The government has embarked on an enlightenment campaign, known as ”Kick Against Indiscipline”, to educate the public on the need to maintain a clean environment.
The state government is also planning to re-introduce the monthly environmental sanitation exercise beginning on the last Saturday of August.
Like before, between 7 a.m. and 10 a.m. of every last Saturday of the month, residents would be restricted from moving about in order to clean their environment.
Top government officials have been meeting and consulting with the public at the grassroots to enlighten them on the new campaign to clean the state.
Babajide Alo, president of Nigeria Environmental Society, notes: ”There is no reason why we can not constitute environmental committees which will be like police to the environment, which should make sure that people who litter the environment are punished appropriately using the laws that are in our books.”

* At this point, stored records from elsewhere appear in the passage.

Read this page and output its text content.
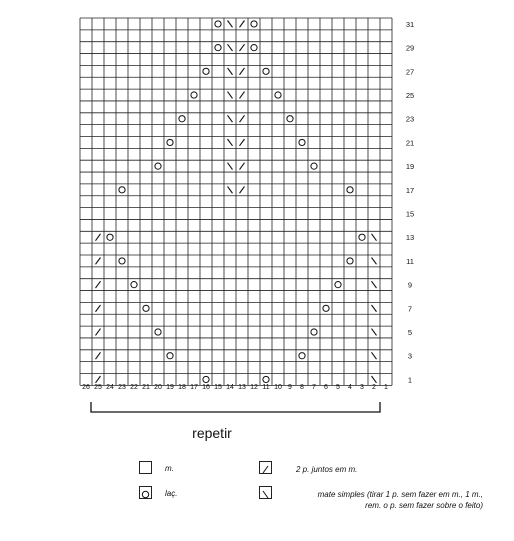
1
3
5
7
9
11
13
15
17
19
21
23
25
27
29
31
26 25 24 23 22 21 20 19 18 17 16 15 14 13 12 11 10 9 8 7 6 5 4 3 2 1
repetir
m.
laç.
2 p. juntos em m.
mate simples (tirar 1 p. sem fazer em m., 1 m.,
rem. o p. sem fazer sobre o feito)
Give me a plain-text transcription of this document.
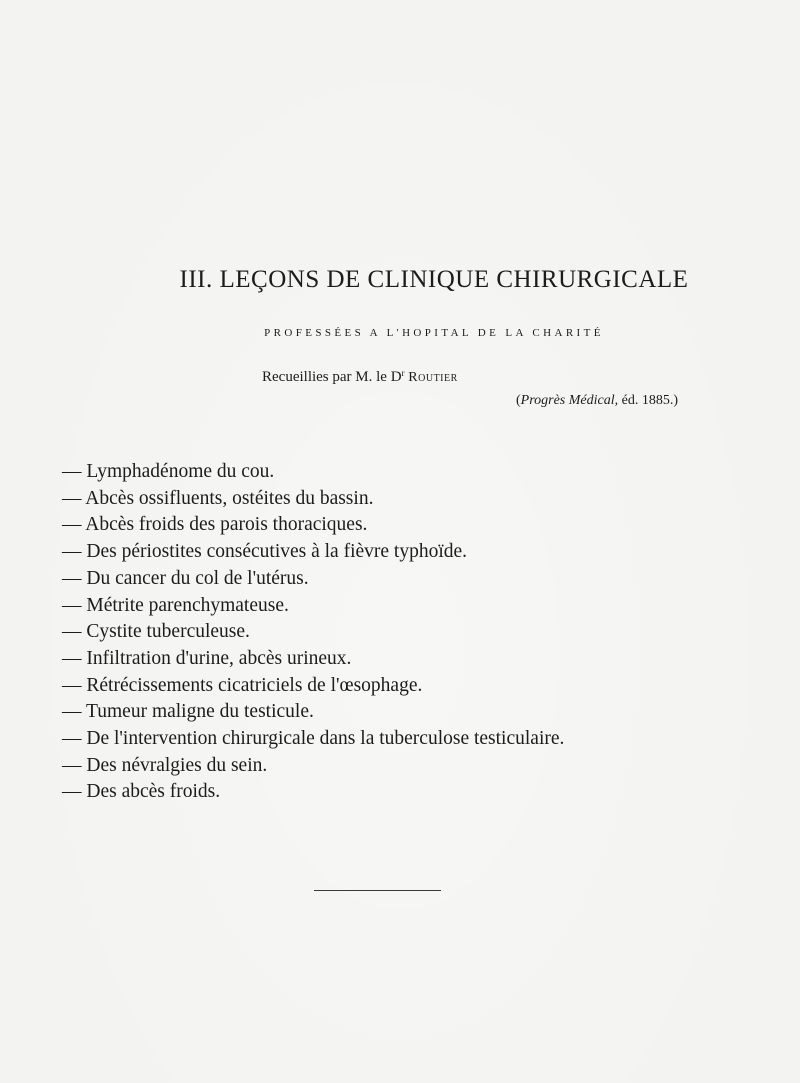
III. LEÇONS DE CLINIQUE CHIRURGICALE
PROFESSÉES A L'HOPITAL DE LA CHARITÉ
Recueillies par M. le $D^r$ Routier
(Progrès Médical, éd. 1885.)
— Lymphadénome du cou.
— Abcès ossifluents, ostéites du bassin.
— Abcès froids des parois thoraciques.
— Des périostites consécutives à la fièvre typhoïde.
— Du cancer du col de l'utérus.
— Métrite parenchymateuse.
— Cystite tuberculeuse.
— Infiltration d'urine, abcès urineux.
— Rétrécissements cicatriciels de l'œsophage.
— Tumeur maligne du testicule.
— De l'intervention chirurgicale dans la tuberculose testiculaire.
— Des névralgies du sein.
— Des abcès froids.
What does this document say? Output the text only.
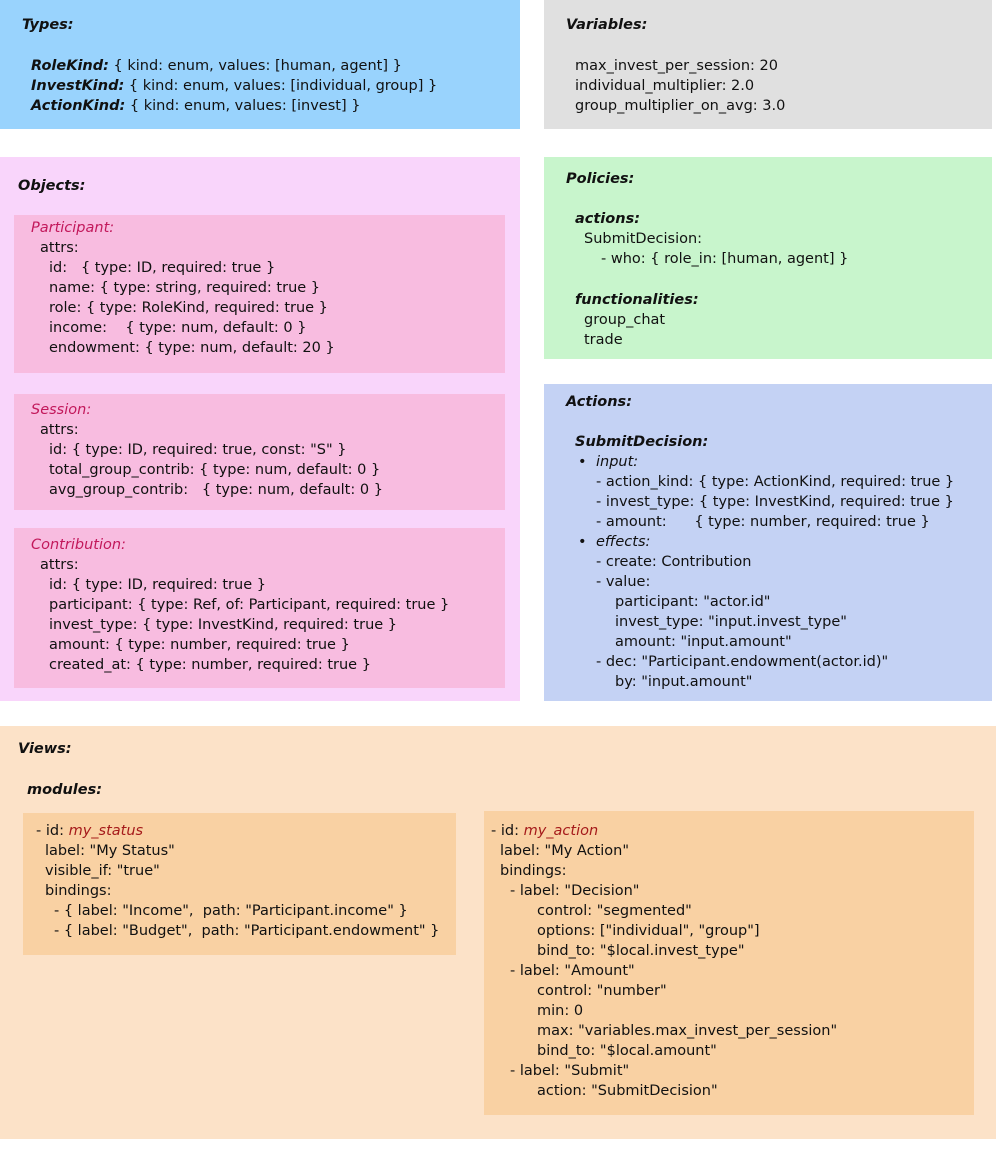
Types:
RoleKind: { kind: enum, values: [human, agent] }
InvestKind: { kind: enum, values: [individual, group] }
ActionKind: { kind: enum, values: [invest] }
Variables:
max_invest_per_session: 20
individual_multiplier: 2.0
group_multiplier_on_avg: 3.0
Objects:
Participant:
attrs:
id:   { type: ID, required: true }
name: { type: string, required: true }
role: { type: RoleKind, required: true }
income:    { type: num, default: 0 }
endowment: { type: num, default: 20 }
Session:
attrs:
id: { type: ID, required: true, const: "S" }
total_group_contrib: { type: num, default: 0 }
avg_group_contrib:   { type: num, default: 0 }
Contribution:
attrs:
id: { type: ID, required: true }
participant: { type: Ref, of: Participant, required: true }
invest_type: { type: InvestKind, required: true }
amount: { type: number, required: true }
created_at: { type: number, required: true }
Policies:
actions:
SubmitDecision:
- who: { role_in: [human, agent] }
functionalities:
group_chat
trade
Actions:
SubmitDecision:
• input:
- action_kind: { type: ActionKind, required: true }
- invest_type: { type: InvestKind, required: true }
- amount:      { type: number, required: true }
• effects:
- create: Contribution
- value:
participant: "actor.id"
invest_type: "input.invest_type"
amount: "input.amount"
- dec: "Participant.endowment(actor.id)"
by: "input.amount"
Views:
modules:
- id: my_status
label: "My Status"
visible_if: "true"
bindings:
- { label: "Income",  path: "Participant.income" }
- { label: "Budget",  path: "Participant.endowment" }
- id: my_action
label: "My Action"
bindings:
- label: "Decision"
control: "segmented"
options: ["individual", "group"]
bind_to: "$local.invest_type"
- label: "Amount"
control: "number"
min: 0
max: "variables.max_invest_per_session"
bind_to: "$local.amount"
- label: "Submit"
action: "SubmitDecision"
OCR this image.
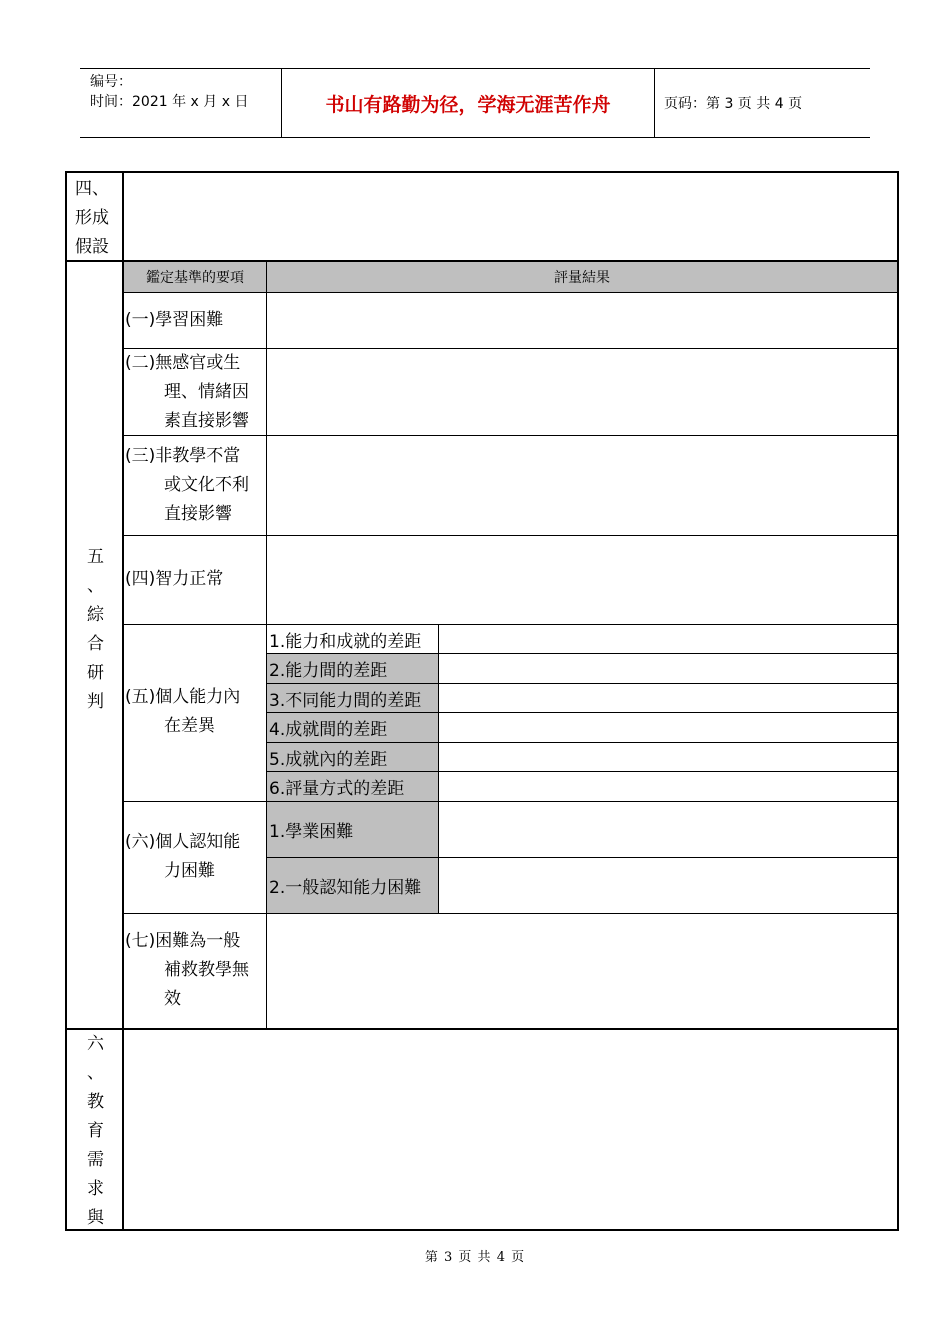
编号：
时间：2021 年 x 月 x 日	书山有路勤为径，学海无涯苦作舟	页码：第 3 页 共 4 页
四、
形成
假設
五
、
綜
合
研
判
鑑定基準的要項	評量結果
(一)學習困難
(二)無感官或生
理、情緒因
素直接影響
(三)非教學不當
或文化不利
直接影響
(四)智力正常
(五)個人能力內
在差異
1.能力和成就的差距
2.能力間的差距
3.不同能力間的差距
4.成就間的差距
5.成就內的差距
6.評量方式的差距
(六)個人認知能
力困難
1.學業困難
2.一般認知能力困難
(七)困難為一般
補救教學無
效
六
、
教
育
需
求
與
第 3 页 共 4 页
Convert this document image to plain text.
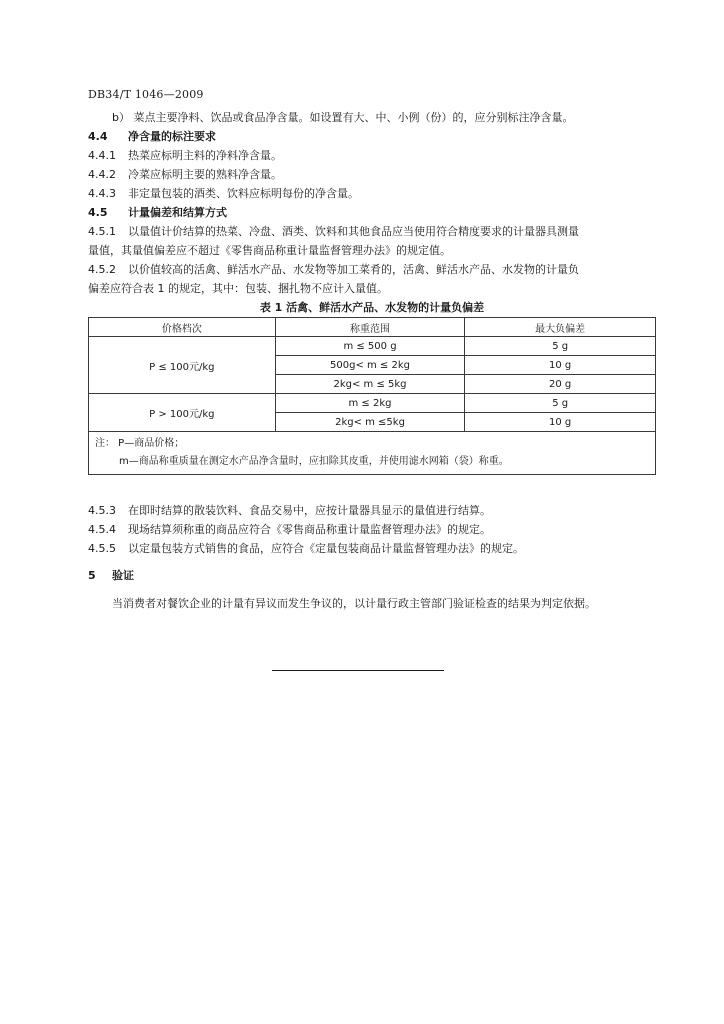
DB34/T 1046—2009
b） 菜点主要净料、饮品或食品净含量。如设置有大、中、小例（份）的，应分别标注净含量。
4.4 净含量的标注要求
4.4.1 热菜应标明主料的净料净含量。
4.4.2 冷菜应标明主要的熟料净含量。
4.4.3 非定量包装的酒类、饮料应标明每份的净含量。
4.5 计量偏差和结算方式
4.5.1 以量值计价结算的热菜、冷盘、酒类、饮料和其他食品应当使用符合精度要求的计量器具测量
量值，其量值偏差应不超过《零售商品称重计量监督管理办法》的规定值。
4.5.2 以价值较高的活禽、鲜活水产品、水发物等加工菜肴的，活禽、鲜活水产品、水发物的计量负
偏差应符合表 1 的规定，其中：包装、捆扎物不应计入量值。
表 1 活禽、鲜活水产品、水发物的计量负偏差
价格档次	称重范围	最大负偏差
P ≤ 100元/kg	m ≤ 500 g	5 g
	500g< m ≤ 2kg	10 g
	2kg< m ≤ 5kg	20 g
P > 100元/kg	m ≤ 2kg	5 g
	2kg< m ≤5kg	10 g

注： P—商品价格；
m—商品称重质量在测定水产品净含量时，应扣除其皮重，并使用滤水网箱（袋）称重。		
4.5.3 在即时结算的散装饮料、食品交易中，应按计量器具显示的量值进行结算。
4.5.4 现场结算须称重的商品应符合《零售商品称重计量监督管理办法》的规定。
4.5.5 以定量包装方式销售的食品，应符合《定量包装商品计量监督管理办法》的规定。
5 验证
当消费者对餐饮企业的计量有异议而发生争议的，以计量行政主管部门验证检查的结果为判定依据。
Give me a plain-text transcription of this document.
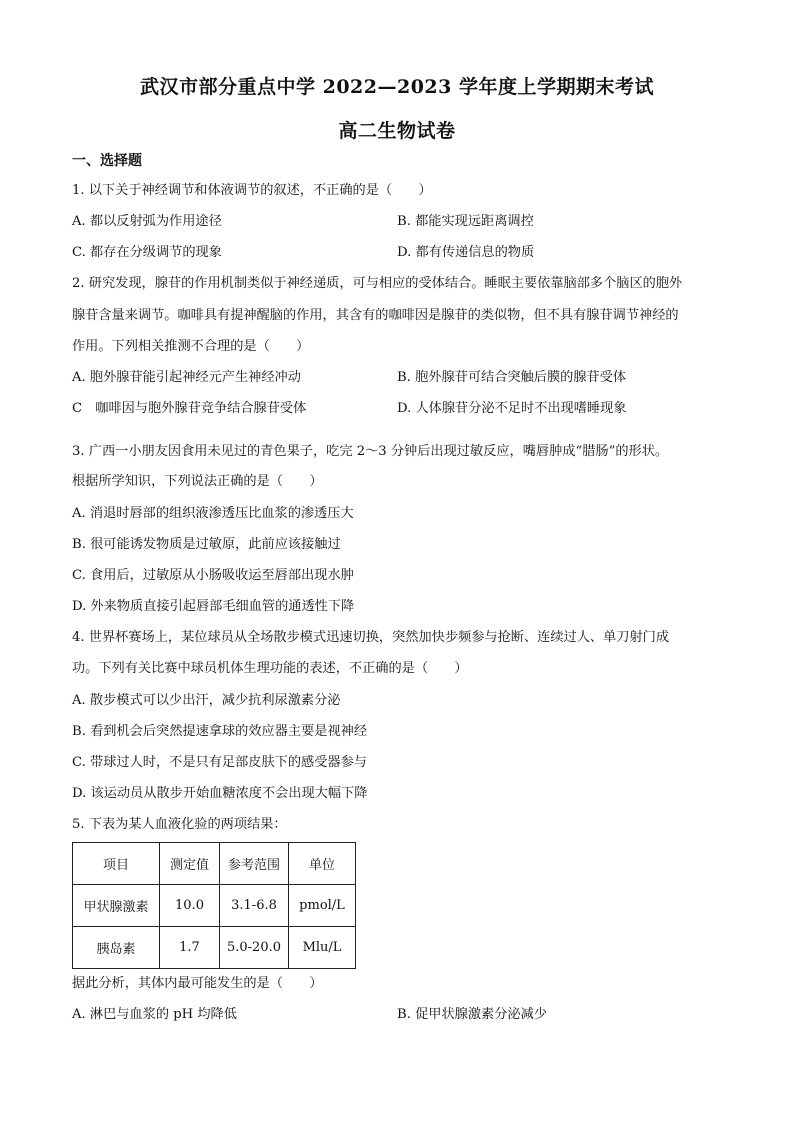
武汉市部分重点中学 2022—2023 学年度上学期期末考试
高二生物试卷
一、选择题
1. 以下关于神经调节和体液调节的叙述，不正确的是（　　）
A. 都以反射弧为作用途径	B. 都能实现远距离调控
C. 都存在分级调节的现象	D. 都有传递信息的物质
2. 研究发现，腺苷的作用机制类似于神经递质，可与相应的受体结合。睡眠主要依靠脑部多个脑区的胞外
腺苷含量来调节。咖啡具有提神醒脑的作用，其含有的咖啡因是腺苷的类似物，但不具有腺苷调节神经的
作用。下列相关推测不合理的是（　　）
A. 胞外腺苷能引起神经元产生神经冲动	B. 胞外腺苷可结合突触后膜的腺苷受体
C　咖啡因与胞外腺苷竞争结合腺苷受体	D. 人体腺苷分泌不足时不出现嗜睡现象
3. 广西一小朋友因食用未见过的青色果子，吃完 2～3 分钟后出现过敏反应，嘴唇肿成“腊肠”的形状。
根据所学知识，下列说法正确的是（　　）
A. 消退时唇部的组织液渗透压比血浆的渗透压大
B. 很可能诱发物质是过敏原，此前应该接触过
C. 食用后，过敏原从小肠吸收运至唇部出现水肿
D. 外来物质直接引起唇部毛细血管的通透性下降
4. 世界杯赛场上，某位球员从全场散步模式迅速切换，突然加快步频参与抢断、连续过人、单刀射门成
功。下列有关比赛中球员机体生理功能的表述，不正确的是（　　）
A. 散步模式可以少出汗，减少抗利尿激素分泌
B. 看到机会后突然提速拿球的效应器主要是视神经
C. 带球过人时，不是只有足部皮肤下的感受器参与
D. 该运动员从散步开始血糖浓度不会出现大幅下降
5. 下表为某人血液化验的两项结果：
项目	测定值	参考范围	单位
甲状腺激素	10.0	3.1-6.8	pmol/L
胰岛素	1.7	5.0-20.0	Mlu/L
据此分析，其体内最可能发生的是（　　）
A. 淋巴与血浆的 pH 均降低	B. 促甲状腺激素分泌减少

”People can make money from waste. People should think of setting up recycling plants for wastes and packaged water nylon sachets. The wrappers are recyclable and they can be used again after being cleaned and recycled to make another set of wrappers,” he says.
Alo suggests that incentives be given to users of packaged water who return the wrappers to the producers. ”For example, a 100 pieces of used wrappers could fetch 20 naira (two U.S. cents) and if you return 1,000 you get 100 naira (one U.S. dollar). If we do this, our cities will be rid of pure water wrappers”.
”Recycling will ensure that the gutters and drainages are not blocked and our homes are not flooded when it rains,” he says.
”The environment is a sustainer of life and if we do not manage it well we are reducing our lifespan, we are damaging our health and these are factors that are unseen. We want to say take care of your environment so that we can have something to live behind for the coming generation,” Alo says.
Titi Anibaba, of Lagos State Ministry of Environment, says: ”We are going to re-introduce the sanitary inspectors who will go from house to house to ensure that residents clean their environment and there will be mobile courts, at least two in each local government area, to try offenders. The existing laws would be invoked to punish people who are in the habit of throwing dirt out of moving vehicles or dumping refuse indiscriminately.”
”In three months there will not be filth on Lagos roads,” she assures.